His jovial figure made Brezeanu ideal for comedic roles, above all in the works of Ion Luca Caragiale, whose favorite he was. In 1888, while still a student at the Bucharest Conservatory under Ștefan Vellescu, he appeared in O noapte furtunoasă. In 1898, Caragiale himself directed Brezeanu in O scrisoare pierdută, where he would appear for nearly four decades. The playwright then analyzed his actor's performance in a noted critical study.

From 1906, at the request of Alexandru Davila, he played the tragic figure of Ion in Caragiale's Năpasta. Constantin I. Nottara, who had inaugurated the role in 1890, willingly ceded it to the younger man.
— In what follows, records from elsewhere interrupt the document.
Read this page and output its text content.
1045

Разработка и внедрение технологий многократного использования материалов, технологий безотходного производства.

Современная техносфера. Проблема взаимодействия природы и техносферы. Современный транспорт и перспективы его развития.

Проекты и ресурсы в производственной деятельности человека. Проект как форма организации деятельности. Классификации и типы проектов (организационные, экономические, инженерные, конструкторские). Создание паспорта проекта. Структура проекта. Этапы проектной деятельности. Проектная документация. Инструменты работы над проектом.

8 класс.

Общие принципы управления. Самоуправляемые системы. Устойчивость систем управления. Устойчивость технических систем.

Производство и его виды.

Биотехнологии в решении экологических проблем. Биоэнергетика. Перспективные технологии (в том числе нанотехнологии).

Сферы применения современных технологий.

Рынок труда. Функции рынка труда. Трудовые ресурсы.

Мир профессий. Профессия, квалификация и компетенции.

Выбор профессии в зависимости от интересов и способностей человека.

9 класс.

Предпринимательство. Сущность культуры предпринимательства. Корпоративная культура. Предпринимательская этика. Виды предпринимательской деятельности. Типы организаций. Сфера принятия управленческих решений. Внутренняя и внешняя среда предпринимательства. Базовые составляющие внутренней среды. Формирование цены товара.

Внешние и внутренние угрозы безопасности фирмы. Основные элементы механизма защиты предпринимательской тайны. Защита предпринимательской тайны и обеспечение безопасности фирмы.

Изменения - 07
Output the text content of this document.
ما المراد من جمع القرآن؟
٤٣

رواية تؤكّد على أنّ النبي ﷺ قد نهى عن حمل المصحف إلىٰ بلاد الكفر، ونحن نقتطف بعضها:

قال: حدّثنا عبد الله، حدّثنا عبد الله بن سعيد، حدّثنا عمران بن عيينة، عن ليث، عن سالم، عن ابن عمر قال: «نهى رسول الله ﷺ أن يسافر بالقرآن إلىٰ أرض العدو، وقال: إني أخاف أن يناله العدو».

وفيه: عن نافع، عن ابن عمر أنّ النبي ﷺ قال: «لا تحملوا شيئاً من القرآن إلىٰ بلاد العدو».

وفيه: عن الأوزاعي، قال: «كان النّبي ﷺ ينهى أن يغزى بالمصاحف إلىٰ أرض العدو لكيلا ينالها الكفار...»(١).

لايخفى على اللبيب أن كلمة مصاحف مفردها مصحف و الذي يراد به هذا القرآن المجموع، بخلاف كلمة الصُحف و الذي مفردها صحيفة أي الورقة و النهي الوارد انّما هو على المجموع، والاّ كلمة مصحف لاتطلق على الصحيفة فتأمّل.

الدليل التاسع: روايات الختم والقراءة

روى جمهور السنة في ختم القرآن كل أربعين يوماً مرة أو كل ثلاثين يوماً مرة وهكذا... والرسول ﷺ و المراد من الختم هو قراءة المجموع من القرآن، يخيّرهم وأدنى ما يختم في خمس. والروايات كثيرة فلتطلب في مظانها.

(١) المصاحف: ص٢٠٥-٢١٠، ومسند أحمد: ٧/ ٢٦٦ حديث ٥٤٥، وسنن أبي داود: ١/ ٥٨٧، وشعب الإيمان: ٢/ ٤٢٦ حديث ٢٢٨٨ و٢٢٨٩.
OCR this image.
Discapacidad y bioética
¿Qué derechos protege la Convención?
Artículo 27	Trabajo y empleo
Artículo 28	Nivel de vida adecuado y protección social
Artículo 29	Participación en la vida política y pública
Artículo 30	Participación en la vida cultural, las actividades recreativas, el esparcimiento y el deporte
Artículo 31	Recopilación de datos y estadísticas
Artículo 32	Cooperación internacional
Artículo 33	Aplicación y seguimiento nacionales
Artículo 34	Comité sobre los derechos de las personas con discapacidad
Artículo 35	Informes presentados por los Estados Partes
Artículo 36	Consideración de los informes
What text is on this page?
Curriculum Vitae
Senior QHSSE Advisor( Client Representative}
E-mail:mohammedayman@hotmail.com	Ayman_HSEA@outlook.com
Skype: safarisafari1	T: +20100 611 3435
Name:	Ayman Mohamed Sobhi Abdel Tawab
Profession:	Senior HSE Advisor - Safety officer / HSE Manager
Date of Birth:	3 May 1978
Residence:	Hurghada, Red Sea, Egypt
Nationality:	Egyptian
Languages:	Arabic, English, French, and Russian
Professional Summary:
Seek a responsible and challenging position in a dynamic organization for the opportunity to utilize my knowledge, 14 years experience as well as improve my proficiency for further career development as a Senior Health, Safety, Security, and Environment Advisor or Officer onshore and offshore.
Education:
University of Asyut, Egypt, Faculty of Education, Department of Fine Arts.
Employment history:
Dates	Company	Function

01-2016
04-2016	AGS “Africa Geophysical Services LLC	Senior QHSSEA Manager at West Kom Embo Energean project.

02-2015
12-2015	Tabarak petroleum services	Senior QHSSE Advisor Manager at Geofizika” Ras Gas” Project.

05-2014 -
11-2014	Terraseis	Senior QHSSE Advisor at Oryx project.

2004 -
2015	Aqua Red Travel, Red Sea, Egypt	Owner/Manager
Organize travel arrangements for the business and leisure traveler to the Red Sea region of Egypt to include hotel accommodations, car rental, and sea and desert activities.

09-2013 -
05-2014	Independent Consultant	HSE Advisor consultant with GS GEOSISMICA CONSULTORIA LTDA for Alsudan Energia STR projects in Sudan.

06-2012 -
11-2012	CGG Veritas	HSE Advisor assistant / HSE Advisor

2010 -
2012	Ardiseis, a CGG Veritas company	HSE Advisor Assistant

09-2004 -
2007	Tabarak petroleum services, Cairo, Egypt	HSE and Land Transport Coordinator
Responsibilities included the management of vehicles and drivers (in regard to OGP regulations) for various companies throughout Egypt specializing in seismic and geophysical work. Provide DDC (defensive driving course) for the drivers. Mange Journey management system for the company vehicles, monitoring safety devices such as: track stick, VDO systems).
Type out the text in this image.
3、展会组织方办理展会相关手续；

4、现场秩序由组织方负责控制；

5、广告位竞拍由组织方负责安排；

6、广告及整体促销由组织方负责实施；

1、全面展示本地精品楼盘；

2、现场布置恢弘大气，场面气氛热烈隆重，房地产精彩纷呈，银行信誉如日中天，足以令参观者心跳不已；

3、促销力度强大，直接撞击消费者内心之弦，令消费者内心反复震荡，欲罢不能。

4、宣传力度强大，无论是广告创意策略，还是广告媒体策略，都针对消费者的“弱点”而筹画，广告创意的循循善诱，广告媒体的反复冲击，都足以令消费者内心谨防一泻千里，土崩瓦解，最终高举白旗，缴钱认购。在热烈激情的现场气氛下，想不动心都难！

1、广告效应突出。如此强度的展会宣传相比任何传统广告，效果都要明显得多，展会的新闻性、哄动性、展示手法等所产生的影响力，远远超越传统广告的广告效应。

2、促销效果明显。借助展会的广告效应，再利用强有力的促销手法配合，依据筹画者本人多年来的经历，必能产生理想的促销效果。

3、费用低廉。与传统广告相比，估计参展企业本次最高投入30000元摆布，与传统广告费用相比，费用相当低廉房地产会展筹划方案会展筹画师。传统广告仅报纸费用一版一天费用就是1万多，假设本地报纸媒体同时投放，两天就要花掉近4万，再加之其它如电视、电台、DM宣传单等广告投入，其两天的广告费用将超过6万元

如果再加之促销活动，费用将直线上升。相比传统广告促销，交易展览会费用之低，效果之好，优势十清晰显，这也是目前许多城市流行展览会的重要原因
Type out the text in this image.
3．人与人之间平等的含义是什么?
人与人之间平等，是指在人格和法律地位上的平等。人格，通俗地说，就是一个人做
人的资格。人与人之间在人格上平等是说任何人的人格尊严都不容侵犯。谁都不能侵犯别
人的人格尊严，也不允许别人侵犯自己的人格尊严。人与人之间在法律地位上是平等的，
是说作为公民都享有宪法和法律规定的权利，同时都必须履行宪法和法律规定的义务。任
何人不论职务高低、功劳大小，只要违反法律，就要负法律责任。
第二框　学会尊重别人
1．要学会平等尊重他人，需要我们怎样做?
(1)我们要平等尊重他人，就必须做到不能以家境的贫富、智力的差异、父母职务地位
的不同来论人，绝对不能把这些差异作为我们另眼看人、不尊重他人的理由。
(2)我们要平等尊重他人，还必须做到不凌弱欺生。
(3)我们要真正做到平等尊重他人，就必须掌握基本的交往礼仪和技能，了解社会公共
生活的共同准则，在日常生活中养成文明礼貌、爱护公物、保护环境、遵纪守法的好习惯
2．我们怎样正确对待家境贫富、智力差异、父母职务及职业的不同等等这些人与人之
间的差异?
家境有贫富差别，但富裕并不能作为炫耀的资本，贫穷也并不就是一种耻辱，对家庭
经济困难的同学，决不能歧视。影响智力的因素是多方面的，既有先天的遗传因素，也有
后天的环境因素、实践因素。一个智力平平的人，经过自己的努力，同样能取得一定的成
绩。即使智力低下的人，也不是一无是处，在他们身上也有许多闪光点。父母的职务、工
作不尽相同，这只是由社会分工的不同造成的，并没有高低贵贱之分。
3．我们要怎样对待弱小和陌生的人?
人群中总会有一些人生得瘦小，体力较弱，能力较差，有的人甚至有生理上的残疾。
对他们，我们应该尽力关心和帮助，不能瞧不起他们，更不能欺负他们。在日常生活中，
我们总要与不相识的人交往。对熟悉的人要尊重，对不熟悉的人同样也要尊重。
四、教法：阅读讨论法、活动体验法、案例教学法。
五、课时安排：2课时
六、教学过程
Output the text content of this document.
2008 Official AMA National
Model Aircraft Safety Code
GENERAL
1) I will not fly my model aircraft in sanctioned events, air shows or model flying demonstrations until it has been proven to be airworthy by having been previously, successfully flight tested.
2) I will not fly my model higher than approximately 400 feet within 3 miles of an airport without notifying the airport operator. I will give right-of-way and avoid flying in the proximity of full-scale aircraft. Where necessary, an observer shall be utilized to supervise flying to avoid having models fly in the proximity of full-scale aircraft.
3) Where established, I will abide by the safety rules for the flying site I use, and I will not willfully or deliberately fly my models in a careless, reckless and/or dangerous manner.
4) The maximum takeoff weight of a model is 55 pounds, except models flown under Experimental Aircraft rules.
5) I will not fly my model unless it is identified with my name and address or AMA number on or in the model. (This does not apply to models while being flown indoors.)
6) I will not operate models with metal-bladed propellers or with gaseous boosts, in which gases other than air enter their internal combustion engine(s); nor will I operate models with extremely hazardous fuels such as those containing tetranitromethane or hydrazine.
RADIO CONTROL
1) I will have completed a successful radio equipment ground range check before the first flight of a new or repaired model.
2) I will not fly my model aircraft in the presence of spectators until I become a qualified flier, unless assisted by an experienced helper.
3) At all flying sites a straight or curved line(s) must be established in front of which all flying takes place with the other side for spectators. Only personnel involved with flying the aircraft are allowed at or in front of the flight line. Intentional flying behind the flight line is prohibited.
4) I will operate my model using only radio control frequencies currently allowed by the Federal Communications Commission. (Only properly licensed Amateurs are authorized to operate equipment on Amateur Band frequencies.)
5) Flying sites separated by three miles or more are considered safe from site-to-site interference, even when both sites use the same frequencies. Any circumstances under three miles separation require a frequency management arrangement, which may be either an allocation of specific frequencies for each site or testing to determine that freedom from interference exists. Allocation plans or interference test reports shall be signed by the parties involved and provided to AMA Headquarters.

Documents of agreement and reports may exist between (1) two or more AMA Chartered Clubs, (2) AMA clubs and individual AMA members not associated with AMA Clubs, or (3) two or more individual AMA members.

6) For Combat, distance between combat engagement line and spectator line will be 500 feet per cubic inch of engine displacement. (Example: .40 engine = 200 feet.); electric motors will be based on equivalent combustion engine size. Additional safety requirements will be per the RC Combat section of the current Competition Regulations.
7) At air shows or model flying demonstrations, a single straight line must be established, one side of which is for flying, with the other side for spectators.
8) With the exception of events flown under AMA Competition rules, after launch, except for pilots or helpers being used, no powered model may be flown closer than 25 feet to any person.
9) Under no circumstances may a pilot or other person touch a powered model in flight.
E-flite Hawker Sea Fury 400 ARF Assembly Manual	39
In all, Brezeanu interpreted nearly 200 roles, including Mogâldici from Viforul and Luceafărul by Barbu Ștefănescu Delavrancea (1909, 1910), the Fool in William Shakespeare’s King Lear (1910) and Șbilț from Mihail Sorbul’s Patima roșie (1916). In 1924, his Shylock, in Shakespeare’s Merchant of Venice, drew favorable comparisons to Ermete Novelli‘s portrayal. He also played Harpagon in The Miser by Molière and the Mayor in The Government Inspector by Nikolai Gogol, the latter evoking a favorable review in 1909 from N. D. Cocea.

Aged 70, he died of gangrene in a foot, brought on by diabetes. His son was the early film director Grigore Brezeanu.